Macar Feridun Bey (Graf Stefan)
- Mariska’nın (Cangüzel’in) amcasının oğludur.
- Türklere duyduğu hayranlıktan dolayı Müslüman olmuş ve ismi Feridun Bey olarak değiştirilmiştir.
- Oldukça cömert ve dürüst bir insandır.
- Yardımsever ve sadıktır. Zühre’ye babalık, küçük Nuri’ye dedelik yapmıştır.
- Hafız Nuri’nin emanetlerine gözü gibi bakmıştır.
Hafız Nuri
- Zühre’nin babasıdır.
- Sarı Sipahilerin hem askeri hem din adamıdır.
- Konaktaki görevi imamlıktır.
- Gençliğinde hovardalık peşinde koşan deli dolu bir delikanlıdır.

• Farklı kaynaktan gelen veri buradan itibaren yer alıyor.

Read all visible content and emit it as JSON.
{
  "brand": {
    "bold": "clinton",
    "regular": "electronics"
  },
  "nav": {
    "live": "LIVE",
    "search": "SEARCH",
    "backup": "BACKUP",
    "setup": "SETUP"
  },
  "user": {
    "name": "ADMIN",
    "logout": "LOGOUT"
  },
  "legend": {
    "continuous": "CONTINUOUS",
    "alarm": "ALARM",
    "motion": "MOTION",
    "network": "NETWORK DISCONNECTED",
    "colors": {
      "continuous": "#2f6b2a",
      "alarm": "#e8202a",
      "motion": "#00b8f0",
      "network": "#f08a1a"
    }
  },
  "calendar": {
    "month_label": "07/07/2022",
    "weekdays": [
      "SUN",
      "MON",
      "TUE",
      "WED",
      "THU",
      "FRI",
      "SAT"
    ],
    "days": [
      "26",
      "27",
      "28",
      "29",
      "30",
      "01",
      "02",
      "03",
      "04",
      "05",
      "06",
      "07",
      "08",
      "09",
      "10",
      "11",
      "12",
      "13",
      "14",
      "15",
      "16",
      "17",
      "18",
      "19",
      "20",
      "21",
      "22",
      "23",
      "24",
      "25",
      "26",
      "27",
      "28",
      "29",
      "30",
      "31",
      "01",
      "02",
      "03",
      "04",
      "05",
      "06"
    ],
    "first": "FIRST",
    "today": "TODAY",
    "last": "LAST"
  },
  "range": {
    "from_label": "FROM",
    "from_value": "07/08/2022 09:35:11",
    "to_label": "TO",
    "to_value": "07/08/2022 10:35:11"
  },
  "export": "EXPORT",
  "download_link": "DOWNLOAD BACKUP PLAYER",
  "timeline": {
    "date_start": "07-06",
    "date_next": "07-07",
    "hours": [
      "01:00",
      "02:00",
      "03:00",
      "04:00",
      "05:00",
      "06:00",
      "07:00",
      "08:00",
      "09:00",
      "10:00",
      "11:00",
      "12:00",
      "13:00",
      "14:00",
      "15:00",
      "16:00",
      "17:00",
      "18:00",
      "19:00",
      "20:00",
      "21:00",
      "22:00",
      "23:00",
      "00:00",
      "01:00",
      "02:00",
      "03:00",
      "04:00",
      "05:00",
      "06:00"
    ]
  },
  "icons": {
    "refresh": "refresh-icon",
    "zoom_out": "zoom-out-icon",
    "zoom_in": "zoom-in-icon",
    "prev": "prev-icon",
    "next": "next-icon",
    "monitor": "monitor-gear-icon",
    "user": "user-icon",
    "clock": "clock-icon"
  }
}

Mustafa Durakça’nın en iyi dostudur.
- Karakterinde bir çelişki vardır, Macar bir hanımdan Hafız Nuri’nin gayrimeşru bir kızı vardır.
- Sır saklayan, güvenilir, tevekkül sahibi, sabırlı ve sadakatli bir insandır.
- Neredeyse tüm seferlere katılan tam bir vatanseverdir. Cesur ve gözüpektir.
Nuri
- Sinan ve Zühre’nin oğludur.
- Sinan’ın annesine takındığı tutumdan hoşnut olmadığından Sinan’a karşı kin ve öfke duyar.
- Zeki edepli, sağlıklı, yiğit, yakışıklı ve kibar biridir.
- Cesaret timsali bir çocuktur. Küçük yaşta Ciğerdelen savunmasında şehit olmuştur.
Düriye Hanım
- Sinan’ın evlenmiş olduğu yaşlı ve hastalıklı bir kadındır.
- Zengindir. Kibirli ve kıskanç bir kişiliğe sahiptir.
- Büyü ile uğraşır.


ZAMAN, MEKAN, DİL VE ÜSLUP

ZAMAN
Romanda genel hikaye ver iki tarihi hikaye farklı zamanlarda geçer.
Genel hikaye Turhan’ın 1931 yılında Avrupa’daki eğitimini tamamlayıp Türkiye’ye dönmesiyle başlar.
“1931 senesinde yirmidört yaşında bir mimar olarak Almanya’dan döndüğüm zaman, İstanbul da benim için ot, ocak bir şey yoktur.”
Olaylar Turhan ve Canzi’nin 1943 senesinde tanışmaları ile hararetli bir boyut kazanır.
“Tam sekiz ay önce yani 1943 senesi Ekim ayında modaya bir İngiliz evine çaya davet edilmiştim.”
Olaylar yaklaşık bir yıllık bir sürede geçmiştir.
“Yıl başı gecesi Mister B.nin Bomonti’deki evinde tam tertip İngiliz usulünden bir alem geçirmiştik.”
“Kırkdört senesinin hayatımda mukadderat yılının olacağını biliyordum.”
1944 yılından sonraki olaylarda zaman şöyle anlatılır.
“Eylül ortasında hasta halime bakmadan Canzi’yi görmeye gittim.”
“Kasım ayının sonuna doğru iyileştim.”
“Yılbaşından evvel İstanbul’a dönmeye karar verdim.”
Böylelikle olayların 1943 senesi Ekim ayında başlayıp 1945 yılına kadar sürdüğünü anlarız.
Romandaki ilk tarihi hikaye olan Sarı Sipahiler Osmanlı’nın Avrupa içlerine ilerlediği ve başarısızlıkla sonuçlanan Viyana seferinin gerçekleştiği zamanda yaşanmaktadır.
Sarı Sipahiler hikayesinde olaylar Şahinkonağı temel atılmasıyla başlar.
“Münecimlerin hesapladığı uğurlu saatte “Tanrı Koruya” duası edilip koç kurbanlara bıçaklar salınarak Şahinkonak malikanesine temel atıldı.”